The purpose of this study was to 1) determine the incidence of POUR in patients undergoing lung resection at our institution; 2) identify differences in potential risk factors between patients who did and did not develop POUR; and 3) describe patient outcomes across POUR status.
The charts of 225 patients between 2016 and 2017 were reviewed and 191 met criteria for inclusion. All patients followed the institution’s catheterization removal protocol. Re-catheterization was defined as requiring either in-and-out catheterization or Foley catheter placement. Fisher’s exact and Wilcoxon tests were used for analysis.
35 (18%) patients developed POUR. Patients with POUR were older (p=0.01), had increased baseline creatinine (p=0.04), and a higher prevalence of benign prostatic hyperplasia (p=0.007). POUR patients were also less likely to get a Foley catheter intraoperatively (p=0.0002).
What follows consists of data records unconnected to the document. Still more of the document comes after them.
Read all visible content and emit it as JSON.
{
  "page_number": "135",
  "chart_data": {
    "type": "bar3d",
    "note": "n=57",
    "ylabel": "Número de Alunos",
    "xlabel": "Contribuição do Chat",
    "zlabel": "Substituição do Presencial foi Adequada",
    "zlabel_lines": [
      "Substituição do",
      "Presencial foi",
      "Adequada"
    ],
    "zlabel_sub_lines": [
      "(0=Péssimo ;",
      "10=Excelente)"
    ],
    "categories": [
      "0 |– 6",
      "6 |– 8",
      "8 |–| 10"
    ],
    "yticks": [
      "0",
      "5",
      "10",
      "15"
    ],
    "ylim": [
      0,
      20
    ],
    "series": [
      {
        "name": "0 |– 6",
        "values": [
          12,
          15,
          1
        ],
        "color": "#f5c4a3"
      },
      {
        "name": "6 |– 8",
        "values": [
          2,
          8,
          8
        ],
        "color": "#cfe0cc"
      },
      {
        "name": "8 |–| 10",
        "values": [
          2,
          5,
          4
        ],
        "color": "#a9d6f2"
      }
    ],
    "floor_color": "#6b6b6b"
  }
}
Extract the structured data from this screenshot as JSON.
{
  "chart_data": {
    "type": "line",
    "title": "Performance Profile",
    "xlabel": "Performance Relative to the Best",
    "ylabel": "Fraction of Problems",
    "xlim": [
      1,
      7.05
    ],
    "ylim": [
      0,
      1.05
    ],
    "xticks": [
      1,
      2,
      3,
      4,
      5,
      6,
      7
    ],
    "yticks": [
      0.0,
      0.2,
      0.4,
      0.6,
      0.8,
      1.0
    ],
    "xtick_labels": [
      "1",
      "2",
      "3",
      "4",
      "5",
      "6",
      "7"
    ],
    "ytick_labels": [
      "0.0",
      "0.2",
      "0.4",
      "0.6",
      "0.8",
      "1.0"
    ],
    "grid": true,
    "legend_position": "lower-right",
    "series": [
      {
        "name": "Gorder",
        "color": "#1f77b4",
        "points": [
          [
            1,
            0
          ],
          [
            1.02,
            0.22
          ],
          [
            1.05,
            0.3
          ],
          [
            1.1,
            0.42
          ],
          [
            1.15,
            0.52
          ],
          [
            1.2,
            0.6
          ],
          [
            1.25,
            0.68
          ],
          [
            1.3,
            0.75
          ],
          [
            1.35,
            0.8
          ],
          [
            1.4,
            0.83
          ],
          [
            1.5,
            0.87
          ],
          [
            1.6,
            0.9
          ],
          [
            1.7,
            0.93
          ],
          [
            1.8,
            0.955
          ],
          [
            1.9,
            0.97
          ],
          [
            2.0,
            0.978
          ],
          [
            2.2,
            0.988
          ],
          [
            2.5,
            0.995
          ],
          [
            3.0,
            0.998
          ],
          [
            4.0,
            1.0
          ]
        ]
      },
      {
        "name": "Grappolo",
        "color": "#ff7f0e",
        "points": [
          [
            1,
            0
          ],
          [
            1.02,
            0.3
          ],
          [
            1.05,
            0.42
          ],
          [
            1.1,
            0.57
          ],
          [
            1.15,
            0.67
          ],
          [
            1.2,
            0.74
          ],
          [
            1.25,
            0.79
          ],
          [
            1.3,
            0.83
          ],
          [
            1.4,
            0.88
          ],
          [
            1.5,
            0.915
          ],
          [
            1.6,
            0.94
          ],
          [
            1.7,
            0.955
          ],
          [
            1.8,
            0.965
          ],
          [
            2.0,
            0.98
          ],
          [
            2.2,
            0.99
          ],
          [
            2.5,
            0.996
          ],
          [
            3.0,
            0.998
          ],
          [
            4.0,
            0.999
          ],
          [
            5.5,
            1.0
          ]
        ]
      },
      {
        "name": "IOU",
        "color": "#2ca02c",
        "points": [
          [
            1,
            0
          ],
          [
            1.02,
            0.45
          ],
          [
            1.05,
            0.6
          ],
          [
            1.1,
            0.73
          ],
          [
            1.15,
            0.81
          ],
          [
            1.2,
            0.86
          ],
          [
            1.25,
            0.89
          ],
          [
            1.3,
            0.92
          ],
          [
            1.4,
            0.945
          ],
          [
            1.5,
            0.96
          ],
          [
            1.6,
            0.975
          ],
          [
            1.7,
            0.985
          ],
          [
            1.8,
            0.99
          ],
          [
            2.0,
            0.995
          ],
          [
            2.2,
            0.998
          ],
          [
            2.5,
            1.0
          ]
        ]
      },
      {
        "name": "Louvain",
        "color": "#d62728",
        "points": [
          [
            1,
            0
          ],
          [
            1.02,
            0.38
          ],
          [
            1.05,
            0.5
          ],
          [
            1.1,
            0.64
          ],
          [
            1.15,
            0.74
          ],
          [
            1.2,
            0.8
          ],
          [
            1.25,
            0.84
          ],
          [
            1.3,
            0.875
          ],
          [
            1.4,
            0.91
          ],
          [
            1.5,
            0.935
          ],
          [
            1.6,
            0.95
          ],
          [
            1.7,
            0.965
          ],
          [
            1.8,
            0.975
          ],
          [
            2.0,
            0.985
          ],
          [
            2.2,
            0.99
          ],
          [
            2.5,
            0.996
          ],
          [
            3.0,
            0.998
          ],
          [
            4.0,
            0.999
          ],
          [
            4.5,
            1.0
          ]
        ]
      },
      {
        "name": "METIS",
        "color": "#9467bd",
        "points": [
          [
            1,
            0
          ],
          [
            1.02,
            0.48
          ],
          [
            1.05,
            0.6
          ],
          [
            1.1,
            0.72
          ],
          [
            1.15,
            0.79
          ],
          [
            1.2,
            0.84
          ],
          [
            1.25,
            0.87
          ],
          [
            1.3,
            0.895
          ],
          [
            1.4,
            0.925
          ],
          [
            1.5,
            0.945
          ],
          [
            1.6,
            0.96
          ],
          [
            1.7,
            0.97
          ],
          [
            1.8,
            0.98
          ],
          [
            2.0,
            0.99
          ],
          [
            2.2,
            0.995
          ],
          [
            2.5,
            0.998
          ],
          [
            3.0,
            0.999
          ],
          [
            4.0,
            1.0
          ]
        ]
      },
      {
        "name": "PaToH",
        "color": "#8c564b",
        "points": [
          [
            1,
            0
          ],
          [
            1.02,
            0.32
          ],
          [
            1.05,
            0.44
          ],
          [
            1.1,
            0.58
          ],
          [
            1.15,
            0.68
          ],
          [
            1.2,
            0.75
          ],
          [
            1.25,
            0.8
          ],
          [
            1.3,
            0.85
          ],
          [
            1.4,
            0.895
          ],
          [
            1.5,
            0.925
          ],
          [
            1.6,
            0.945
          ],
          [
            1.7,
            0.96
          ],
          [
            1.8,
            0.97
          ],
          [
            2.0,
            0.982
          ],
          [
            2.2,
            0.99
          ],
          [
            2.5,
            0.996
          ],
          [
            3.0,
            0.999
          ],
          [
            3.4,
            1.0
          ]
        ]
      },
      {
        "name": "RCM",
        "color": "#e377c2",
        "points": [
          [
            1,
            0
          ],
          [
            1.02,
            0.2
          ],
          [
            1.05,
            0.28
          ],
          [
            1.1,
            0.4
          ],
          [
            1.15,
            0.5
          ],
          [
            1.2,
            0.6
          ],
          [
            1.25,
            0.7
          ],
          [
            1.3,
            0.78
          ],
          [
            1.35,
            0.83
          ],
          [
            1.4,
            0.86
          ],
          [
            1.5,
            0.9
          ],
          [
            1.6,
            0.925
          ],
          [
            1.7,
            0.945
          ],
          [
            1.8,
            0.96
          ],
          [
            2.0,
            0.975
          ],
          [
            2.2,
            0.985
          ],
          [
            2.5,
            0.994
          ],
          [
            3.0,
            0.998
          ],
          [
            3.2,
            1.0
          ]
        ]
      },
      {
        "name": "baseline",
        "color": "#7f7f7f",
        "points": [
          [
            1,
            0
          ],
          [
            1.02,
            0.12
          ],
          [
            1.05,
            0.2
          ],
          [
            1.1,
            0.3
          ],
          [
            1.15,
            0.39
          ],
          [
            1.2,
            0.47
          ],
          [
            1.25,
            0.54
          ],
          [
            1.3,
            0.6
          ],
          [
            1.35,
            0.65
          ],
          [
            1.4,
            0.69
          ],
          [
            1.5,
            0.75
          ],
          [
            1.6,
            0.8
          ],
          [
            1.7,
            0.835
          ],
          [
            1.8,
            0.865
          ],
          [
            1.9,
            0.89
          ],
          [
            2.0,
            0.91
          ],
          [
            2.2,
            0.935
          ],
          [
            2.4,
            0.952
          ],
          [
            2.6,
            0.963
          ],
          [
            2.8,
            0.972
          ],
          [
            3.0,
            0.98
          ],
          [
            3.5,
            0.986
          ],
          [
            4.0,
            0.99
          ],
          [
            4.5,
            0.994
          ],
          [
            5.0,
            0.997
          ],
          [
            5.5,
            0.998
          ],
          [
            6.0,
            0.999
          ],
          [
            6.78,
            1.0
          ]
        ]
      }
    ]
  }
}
Other intraoperative factors, like surgical approach and extent of resection were not significantly different between patients who did and did not develop POUR. Postoperative factors (epidural use or days with chest tube) were similar. While patients with POUR were more likely to be discharged with a Foley catheter (13% vs. 0%, p=0.002), no difference in length of stay, or incidences of urinary tract infections 30-day readmission were observed.
Roughly 1 in 5 patients undergoing lung resection develop POUR. Patients who developed POUR were more likely to not have a Foley catheter placed intraoperatively. However, patients who had POUR did not have worsened patient outcomes (urinary tract infections, length of stay, 30-day readmission).